The fertility–development relationship is bi-directional, context-specific, multi-phased and inconsistent over time. Indian districts provide an ideal setting to study this association due to their size, diversity and disparity in socioeconomic development. The objective of this study was to understand the association of fertility and socioeconomic development among the 640 districts of India. Data were drawn from multiple sources: Censuses of India 2001 and 2011; DLHS-2; NFHS-4; and other published sources. A district-level data file for Total Fertility Rate (TFR) and a set of developmental indices were prepared for the 640 districts for 2001 and 2016. Computation of a composite index (District Development Index, DDI), Ordinary Least Squares, Two Stage Least Squares and panel regressions were employed. By 2016, almost half of all Indian districts had attained below-replacement fertility, and 15% had a TFR of above 3.0. The DDI of India increased from 0.399 in 2001 to 0.511 by 2016 and showed large variations across districts. The correlation coefficient between TFR and DDI was –0.658 in 2001 and –0.640 in 2016. Districts with a DDI of between 0.3 and 0.6 in 2001 had experienced a fertility decline of more than 20%. The fertility–development relationship was found to be strongly negative, convex and consistent over time, but the level of association varied regionally.
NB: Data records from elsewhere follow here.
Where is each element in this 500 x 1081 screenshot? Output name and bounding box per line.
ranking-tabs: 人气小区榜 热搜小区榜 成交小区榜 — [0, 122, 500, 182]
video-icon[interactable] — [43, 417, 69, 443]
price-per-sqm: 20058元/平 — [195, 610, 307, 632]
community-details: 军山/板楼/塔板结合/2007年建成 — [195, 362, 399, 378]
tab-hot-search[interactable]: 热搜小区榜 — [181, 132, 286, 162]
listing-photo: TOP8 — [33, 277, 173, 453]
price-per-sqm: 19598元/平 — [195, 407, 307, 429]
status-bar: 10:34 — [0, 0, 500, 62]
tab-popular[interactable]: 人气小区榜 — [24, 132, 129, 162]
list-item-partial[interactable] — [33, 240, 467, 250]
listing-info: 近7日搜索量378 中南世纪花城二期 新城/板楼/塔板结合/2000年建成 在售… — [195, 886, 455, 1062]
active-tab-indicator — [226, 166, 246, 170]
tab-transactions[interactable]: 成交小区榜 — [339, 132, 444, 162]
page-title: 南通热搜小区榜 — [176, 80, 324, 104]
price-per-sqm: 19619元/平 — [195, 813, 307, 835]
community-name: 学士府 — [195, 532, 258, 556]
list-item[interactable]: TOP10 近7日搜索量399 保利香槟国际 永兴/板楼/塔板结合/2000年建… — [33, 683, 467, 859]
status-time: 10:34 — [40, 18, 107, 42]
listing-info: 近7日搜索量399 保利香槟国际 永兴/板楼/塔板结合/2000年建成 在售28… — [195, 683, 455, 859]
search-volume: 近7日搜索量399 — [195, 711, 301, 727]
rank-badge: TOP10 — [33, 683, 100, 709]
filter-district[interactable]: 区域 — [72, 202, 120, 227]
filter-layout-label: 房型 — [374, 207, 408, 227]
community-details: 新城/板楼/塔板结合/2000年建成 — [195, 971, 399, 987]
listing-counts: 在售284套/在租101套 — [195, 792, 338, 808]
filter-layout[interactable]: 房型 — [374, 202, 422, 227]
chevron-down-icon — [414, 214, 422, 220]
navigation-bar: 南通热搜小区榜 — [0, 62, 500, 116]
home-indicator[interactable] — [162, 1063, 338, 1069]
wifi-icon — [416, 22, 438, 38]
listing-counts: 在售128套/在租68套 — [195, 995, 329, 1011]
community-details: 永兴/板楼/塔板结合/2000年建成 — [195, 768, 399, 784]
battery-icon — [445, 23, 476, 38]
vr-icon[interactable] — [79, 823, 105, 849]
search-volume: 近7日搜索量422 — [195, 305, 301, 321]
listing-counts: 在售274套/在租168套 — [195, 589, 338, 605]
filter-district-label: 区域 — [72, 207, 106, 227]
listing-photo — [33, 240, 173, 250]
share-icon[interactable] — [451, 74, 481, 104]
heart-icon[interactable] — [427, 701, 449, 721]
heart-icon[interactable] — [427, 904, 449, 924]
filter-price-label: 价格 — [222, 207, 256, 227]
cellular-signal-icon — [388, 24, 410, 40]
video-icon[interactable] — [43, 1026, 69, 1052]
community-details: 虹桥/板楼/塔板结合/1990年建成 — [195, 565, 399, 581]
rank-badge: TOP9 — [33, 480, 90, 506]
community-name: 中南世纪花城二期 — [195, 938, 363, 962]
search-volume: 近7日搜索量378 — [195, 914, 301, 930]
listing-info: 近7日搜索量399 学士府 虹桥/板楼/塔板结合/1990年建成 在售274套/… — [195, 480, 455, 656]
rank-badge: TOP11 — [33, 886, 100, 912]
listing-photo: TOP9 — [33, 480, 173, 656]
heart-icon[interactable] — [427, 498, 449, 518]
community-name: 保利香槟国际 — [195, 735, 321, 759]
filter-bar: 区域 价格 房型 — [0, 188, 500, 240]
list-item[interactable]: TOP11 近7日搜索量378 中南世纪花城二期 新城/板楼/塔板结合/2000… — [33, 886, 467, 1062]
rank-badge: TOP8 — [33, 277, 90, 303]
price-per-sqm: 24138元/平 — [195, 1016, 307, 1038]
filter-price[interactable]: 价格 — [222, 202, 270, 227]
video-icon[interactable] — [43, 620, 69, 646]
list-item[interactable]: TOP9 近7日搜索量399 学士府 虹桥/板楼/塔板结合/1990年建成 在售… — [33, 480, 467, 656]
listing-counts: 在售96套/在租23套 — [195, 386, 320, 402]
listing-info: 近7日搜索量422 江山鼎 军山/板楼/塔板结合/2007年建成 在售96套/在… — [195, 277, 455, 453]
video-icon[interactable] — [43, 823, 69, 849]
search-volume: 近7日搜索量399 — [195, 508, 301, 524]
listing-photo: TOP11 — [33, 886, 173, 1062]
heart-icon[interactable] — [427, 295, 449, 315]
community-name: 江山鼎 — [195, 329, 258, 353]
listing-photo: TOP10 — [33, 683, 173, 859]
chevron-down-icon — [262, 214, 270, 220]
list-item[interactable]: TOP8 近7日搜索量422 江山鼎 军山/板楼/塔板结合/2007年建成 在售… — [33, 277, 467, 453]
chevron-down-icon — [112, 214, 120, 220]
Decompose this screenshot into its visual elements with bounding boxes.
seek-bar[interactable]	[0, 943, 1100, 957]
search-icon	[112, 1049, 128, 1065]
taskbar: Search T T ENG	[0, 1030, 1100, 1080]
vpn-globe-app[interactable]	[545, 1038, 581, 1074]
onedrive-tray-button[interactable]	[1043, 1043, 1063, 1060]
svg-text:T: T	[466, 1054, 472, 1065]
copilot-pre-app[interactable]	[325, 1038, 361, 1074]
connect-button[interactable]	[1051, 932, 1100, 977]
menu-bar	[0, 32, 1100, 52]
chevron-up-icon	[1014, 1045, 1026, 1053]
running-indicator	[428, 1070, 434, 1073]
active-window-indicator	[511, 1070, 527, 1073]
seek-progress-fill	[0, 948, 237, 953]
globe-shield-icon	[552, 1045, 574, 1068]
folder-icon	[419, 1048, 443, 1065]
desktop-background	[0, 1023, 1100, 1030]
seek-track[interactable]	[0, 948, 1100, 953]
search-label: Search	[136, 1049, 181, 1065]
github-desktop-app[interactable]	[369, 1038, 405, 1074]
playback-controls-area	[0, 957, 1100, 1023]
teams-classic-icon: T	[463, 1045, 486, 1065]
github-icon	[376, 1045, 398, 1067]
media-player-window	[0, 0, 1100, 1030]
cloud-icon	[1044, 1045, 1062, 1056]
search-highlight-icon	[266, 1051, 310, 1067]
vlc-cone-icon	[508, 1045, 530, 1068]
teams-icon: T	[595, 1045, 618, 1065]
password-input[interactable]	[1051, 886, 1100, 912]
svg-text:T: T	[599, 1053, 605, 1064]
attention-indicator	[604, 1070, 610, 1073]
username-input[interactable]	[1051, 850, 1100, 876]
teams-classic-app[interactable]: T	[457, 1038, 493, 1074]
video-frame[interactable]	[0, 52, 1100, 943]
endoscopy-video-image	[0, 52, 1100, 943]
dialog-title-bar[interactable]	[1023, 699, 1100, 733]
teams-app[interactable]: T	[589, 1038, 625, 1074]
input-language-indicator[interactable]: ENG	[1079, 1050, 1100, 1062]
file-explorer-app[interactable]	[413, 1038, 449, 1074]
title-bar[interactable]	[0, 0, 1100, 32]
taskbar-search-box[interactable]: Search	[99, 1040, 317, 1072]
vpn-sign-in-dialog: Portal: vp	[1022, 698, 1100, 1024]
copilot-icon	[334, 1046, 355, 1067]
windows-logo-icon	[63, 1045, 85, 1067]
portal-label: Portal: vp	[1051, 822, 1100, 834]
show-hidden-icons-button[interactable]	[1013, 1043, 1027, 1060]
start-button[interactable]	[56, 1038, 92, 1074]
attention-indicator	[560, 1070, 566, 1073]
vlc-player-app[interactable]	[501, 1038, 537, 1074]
For any given level of DDI, fertility in 2016 was lower than in 2001; and the association was stronger in districts with a DDI below 0.45. The negative convex association between the two was prominent in the northern, central and eastern regions and the curves were flatter in the west, south and north-east. The increasing number of districts with low fertility and low development draws much attention. Some outlying districts in the north-eastern states had high TFR and high DDI (>0.6). Based on the findings, a multi-layered strategy in districts with low socioeconomic development is recommended. Additional investment in education, child health, employment generation and provisioning of contraceptives would improve the human development to achieve India’s demographic goals.